Python Web Scraping with BeautifulSoup and Requests

Web scraping is one of the most useful skills in a developer's toolkit. Let's build a scraper from zero to production.

Install

pip install requests beautifulsoup4

Basic Scrape

import requests
from bs4 import BeautifulSoup

url = "https://quotes.toscrape.com"
response = requests.get(url, timeout=10)
soup = BeautifulSoup(response.text, 'html.parser')

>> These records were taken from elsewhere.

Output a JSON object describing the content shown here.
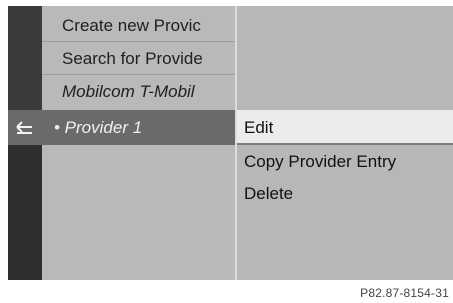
{
  "list": {
    "items": [
      "Create new Provic",
      "Search for Provide",
      "Mobilcom T-Mobil"
    ],
    "selected": "• Provider 1"
  },
  "menu": {
    "items": [
      "Edit",
      "Copy Provider Entry",
      "Delete"
    ]
  },
  "icons": {
    "back": "back-arrow-icon"
  },
  "caption": "P82.87-8154-31"
}
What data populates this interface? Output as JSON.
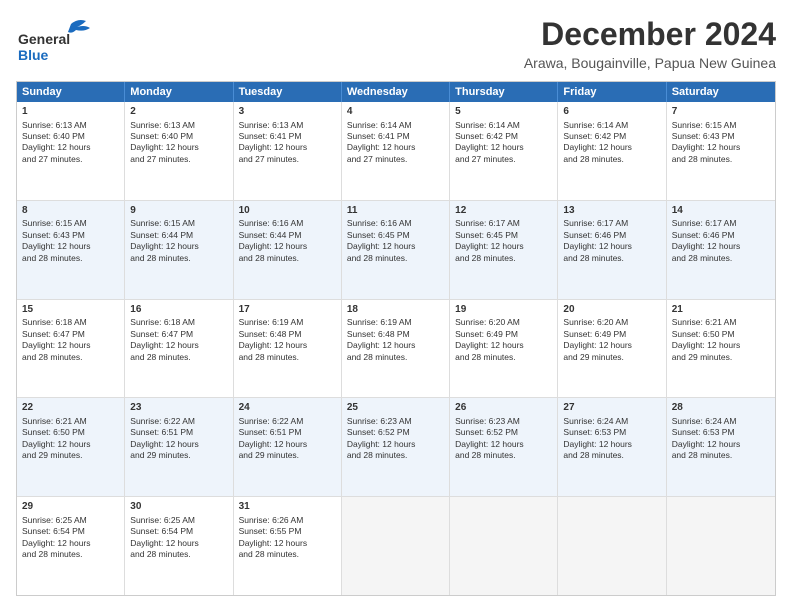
{
  "header": {
    "logo_line1": "General",
    "logo_line2": "Blue",
    "main_title": "December 2024",
    "subtitle": "Arawa, Bougainville, Papua New Guinea"
  },
  "calendar": {
    "days_of_week": [
      "Sunday",
      "Monday",
      "Tuesday",
      "Wednesday",
      "Thursday",
      "Friday",
      "Saturday"
    ],
    "rows": [
      [
        {
          "day": "1",
          "lines": [
            "Sunrise: 6:13 AM",
            "Sunset: 6:40 PM",
            "Daylight: 12 hours",
            "and 27 minutes."
          ]
        },
        {
          "day": "2",
          "lines": [
            "Sunrise: 6:13 AM",
            "Sunset: 6:40 PM",
            "Daylight: 12 hours",
            "and 27 minutes."
          ]
        },
        {
          "day": "3",
          "lines": [
            "Sunrise: 6:13 AM",
            "Sunset: 6:41 PM",
            "Daylight: 12 hours",
            "and 27 minutes."
          ]
        },
        {
          "day": "4",
          "lines": [
            "Sunrise: 6:14 AM",
            "Sunset: 6:41 PM",
            "Daylight: 12 hours",
            "and 27 minutes."
          ]
        },
        {
          "day": "5",
          "lines": [
            "Sunrise: 6:14 AM",
            "Sunset: 6:42 PM",
            "Daylight: 12 hours",
            "and 27 minutes."
          ]
        },
        {
          "day": "6",
          "lines": [
            "Sunrise: 6:14 AM",
            "Sunset: 6:42 PM",
            "Daylight: 12 hours",
            "and 28 minutes."
          ]
        },
        {
          "day": "7",
          "lines": [
            "Sunrise: 6:15 AM",
            "Sunset: 6:43 PM",
            "Daylight: 12 hours",
            "and 28 minutes."
          ]
        }
      ],
      [
        {
          "day": "8",
          "lines": [
            "Sunrise: 6:15 AM",
            "Sunset: 6:43 PM",
            "Daylight: 12 hours",
            "and 28 minutes."
          ]
        },
        {
          "day": "9",
          "lines": [
            "Sunrise: 6:15 AM",
            "Sunset: 6:44 PM",
            "Daylight: 12 hours",
            "and 28 minutes."
          ]
        },
        {
          "day": "10",
          "lines": [
            "Sunrise: 6:16 AM",
            "Sunset: 6:44 PM",
            "Daylight: 12 hours",
            "and 28 minutes."
          ]
        },
        {
          "day": "11",
          "lines": [
            "Sunrise: 6:16 AM",
            "Sunset: 6:45 PM",
            "Daylight: 12 hours",
            "and 28 minutes."
          ]
        },
        {
          "day": "12",
          "lines": [
            "Sunrise: 6:17 AM",
            "Sunset: 6:45 PM",
            "Daylight: 12 hours",
            "and 28 minutes."
          ]
        },
        {
          "day": "13",
          "lines": [
            "Sunrise: 6:17 AM",
            "Sunset: 6:46 PM",
            "Daylight: 12 hours",
            "and 28 minutes."
          ]
        },
        {
          "day": "14",
          "lines": [
            "Sunrise: 6:17 AM",
            "Sunset: 6:46 PM",
            "Daylight: 12 hours",
            "and 28 minutes."
          ]
        }
      ],
      [
        {
          "day": "15",
          "lines": [
            "Sunrise: 6:18 AM",
            "Sunset: 6:47 PM",
            "Daylight: 12 hours",
            "and 28 minutes."
          ]
        },
        {
          "day": "16",
          "lines": [
            "Sunrise: 6:18 AM",
            "Sunset: 6:47 PM",
            "Daylight: 12 hours",
            "and 28 minutes."
          ]
        },
        {
          "day": "17",
          "lines": [
            "Sunrise: 6:19 AM",
            "Sunset: 6:48 PM",
            "Daylight: 12 hours",
            "and 28 minutes."
          ]
        },
        {
          "day": "18",
          "lines": [
            "Sunrise: 6:19 AM",
            "Sunset: 6:48 PM",
            "Daylight: 12 hours",
            "and 28 minutes."
          ]
        },
        {
          "day": "19",
          "lines": [
            "Sunrise: 6:20 AM",
            "Sunset: 6:49 PM",
            "Daylight: 12 hours",
            "and 28 minutes."
          ]
        },
        {
          "day": "20",
          "lines": [
            "Sunrise: 6:20 AM",
            "Sunset: 6:49 PM",
            "Daylight: 12 hours",
            "and 29 minutes."
          ]
        },
        {
          "day": "21",
          "lines": [
            "Sunrise: 6:21 AM",
            "Sunset: 6:50 PM",
            "Daylight: 12 hours",
            "and 29 minutes."
          ]
        }
      ],
      [
        {
          "day": "22",
          "lines": [
            "Sunrise: 6:21 AM",
            "Sunset: 6:50 PM",
            "Daylight: 12 hours",
            "and 29 minutes."
          ]
        },
        {
          "day": "23",
          "lines": [
            "Sunrise: 6:22 AM",
            "Sunset: 6:51 PM",
            "Daylight: 12 hours",
            "and 29 minutes."
          ]
        },
        {
          "day": "24",
          "lines": [
            "Sunrise: 6:22 AM",
            "Sunset: 6:51 PM",
            "Daylight: 12 hours",
            "and 29 minutes."
          ]
        },
        {
          "day": "25",
          "lines": [
            "Sunrise: 6:23 AM",
            "Sunset: 6:52 PM",
            "Daylight: 12 hours",
            "and 28 minutes."
          ]
        },
        {
          "day": "26",
          "lines": [
            "Sunrise: 6:23 AM",
            "Sunset: 6:52 PM",
            "Daylight: 12 hours",
            "and 28 minutes."
          ]
        },
        {
          "day": "27",
          "lines": [
            "Sunrise: 6:24 AM",
            "Sunset: 6:53 PM",
            "Daylight: 12 hours",
            "and 28 minutes."
          ]
        },
        {
          "day": "28",
          "lines": [
            "Sunrise: 6:24 AM",
            "Sunset: 6:53 PM",
            "Daylight: 12 hours",
            "and 28 minutes."
          ]
        }
      ],
      [
        {
          "day": "29",
          "lines": [
            "Sunrise: 6:25 AM",
            "Sunset: 6:54 PM",
            "Daylight: 12 hours",
            "and 28 minutes."
          ]
        },
        {
          "day": "30",
          "lines": [
            "Sunrise: 6:25 AM",
            "Sunset: 6:54 PM",
            "Daylight: 12 hours",
            "and 28 minutes."
          ]
        },
        {
          "day": "31",
          "lines": [
            "Sunrise: 6:26 AM",
            "Sunset: 6:55 PM",
            "Daylight: 12 hours",
            "and 28 minutes."
          ]
        },
        {
          "day": "",
          "lines": []
        },
        {
          "day": "",
          "lines": []
        },
        {
          "day": "",
          "lines": []
        },
        {
          "day": "",
          "lines": []
        }
      ]
    ]
  }
}
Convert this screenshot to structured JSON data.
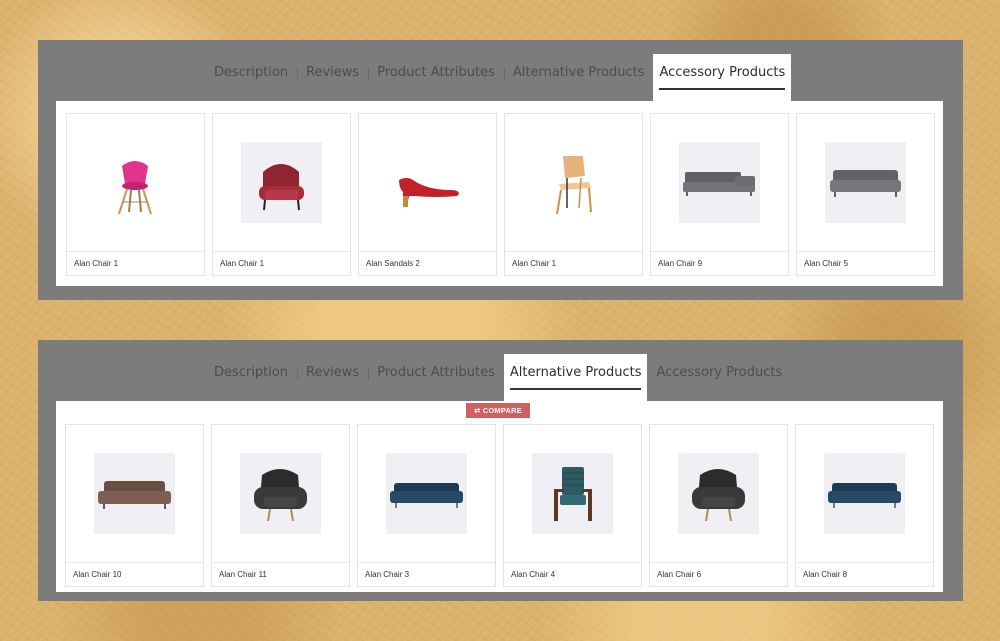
{
  "panels": [
    {
      "tabs": [
        "Description",
        "Reviews",
        "Product Attributes",
        "Alternative Products",
        "Accessory Products"
      ],
      "active_tab": "Accessory Products",
      "products": [
        {
          "name": "Alan Chair 1",
          "icon": "pink-chair-icon"
        },
        {
          "name": "Alan Chair 1",
          "icon": "red-armchair-icon"
        },
        {
          "name": "Alan Sandals 2",
          "icon": "red-heel-shoe-icon"
        },
        {
          "name": "Alan Chair 1",
          "icon": "wood-chair-icon"
        },
        {
          "name": "Alan Chair 9",
          "icon": "grey-sectional-sofa-icon"
        },
        {
          "name": "Alan Chair 5",
          "icon": "grey-sofa-icon"
        }
      ]
    },
    {
      "tabs": [
        "Description",
        "Reviews",
        "Product Attributes",
        "Alternative Products",
        "Accessory Products"
      ],
      "active_tab": "Alternative Products",
      "compare_label": "⇄ COMPARE",
      "products": [
        {
          "name": "Alan Chair 10",
          "icon": "brown-sofa-icon"
        },
        {
          "name": "Alan Chair 11",
          "icon": "black-armchair-icon"
        },
        {
          "name": "Alan Chair 3",
          "icon": "navy-sofa-icon"
        },
        {
          "name": "Alan Chair 4",
          "icon": "teal-lounge-chair-icon"
        },
        {
          "name": "Alan Chair 6",
          "icon": "black-armchair-icon"
        },
        {
          "name": "Alan Chair 8",
          "icon": "navy-sofa-icon"
        }
      ]
    }
  ],
  "colors": {
    "panel": "#7c7c7c",
    "compare": "#d36060",
    "background": "#dcb36e"
  }
}
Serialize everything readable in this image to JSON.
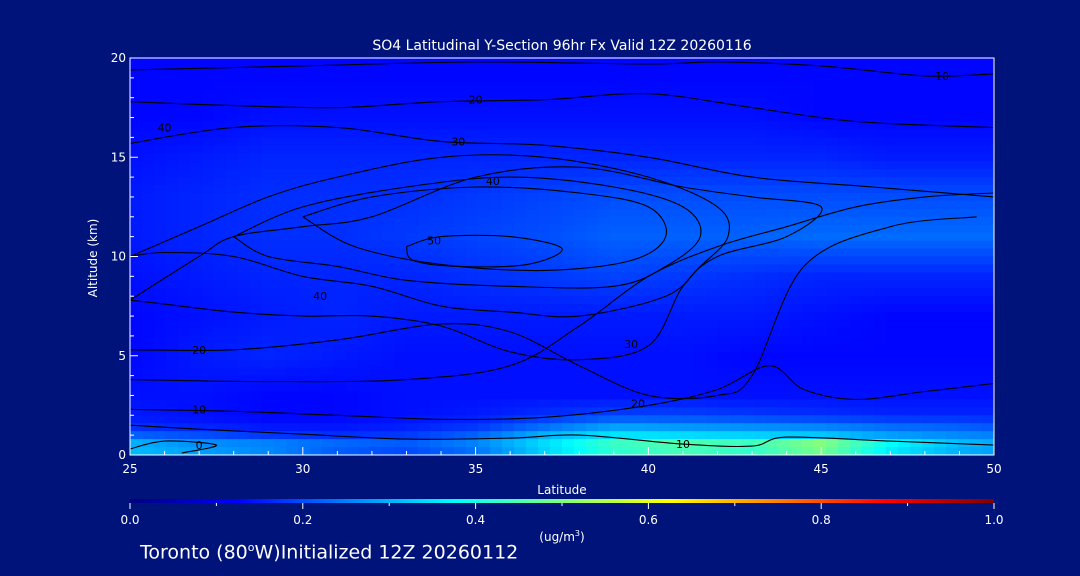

for quote in soup.select('.quote'):
    text   = quote.select_one('.text').get_text()
    author = quote.select_one('.author').get_text()
    print(f"{author}: {text}")

Faking a Real Browser

Many sites block Python's default user-agent:

headers = {
    'User-Agent': 'Mozilla/5.0 (Windows NT 10.0; Win64; x64) '
                  'AppleWebKit/537.36 Chrome/120.0 Safari/537.36',
    'Accept-Language': 'en-US,en;q=0.9',
}
response = requests.get(url, headers=headers, timeout=10)

Handling Pagination

import time

base_url = "https://quotes.toscrape.com/page/{}/"
all_quotes = []

for page in range(1, 11):          # pages 1-10
    response = requests.get(base_url.format(page), headers=headers)
    if response.status_code != 200:
        break
    soup = BeautifulSoup(response.text, 'html.parser')
    quotes = soup.select('.quote .text')
    if not quotes:
        break
    all_quotes.extend([q.get_text() for q in quotes])
    time.sleep(1)                  # be polite, don't hammer the server

print(f"Collected {len(all_quotes)} quotes")

Saving to CSV

import csv

with open('quotes.csv', 'w', newline='', encoding='utf-8') as f:
    writer = csv.writer(f)
    writer.writerow(['Author', 'Quote', 'Tags'])
    for item in all_data:
        writer.writerow([item['author'], item['quote'], ','.join(item['tags'])])

Respecting robots.txt

Always check https://example.com/robots.txt before scraping. Python has a built-in parser:

from urllib.robotparser import RobotFileParser

rp = RobotFileParser()
rp.set_url("https://example.com/robots.txt")
rp.read()
print(rp.can_fetch("*", "https://example.com/page"))

Scrape responsibly — add delays, respect robots.txt, and don't overload servers.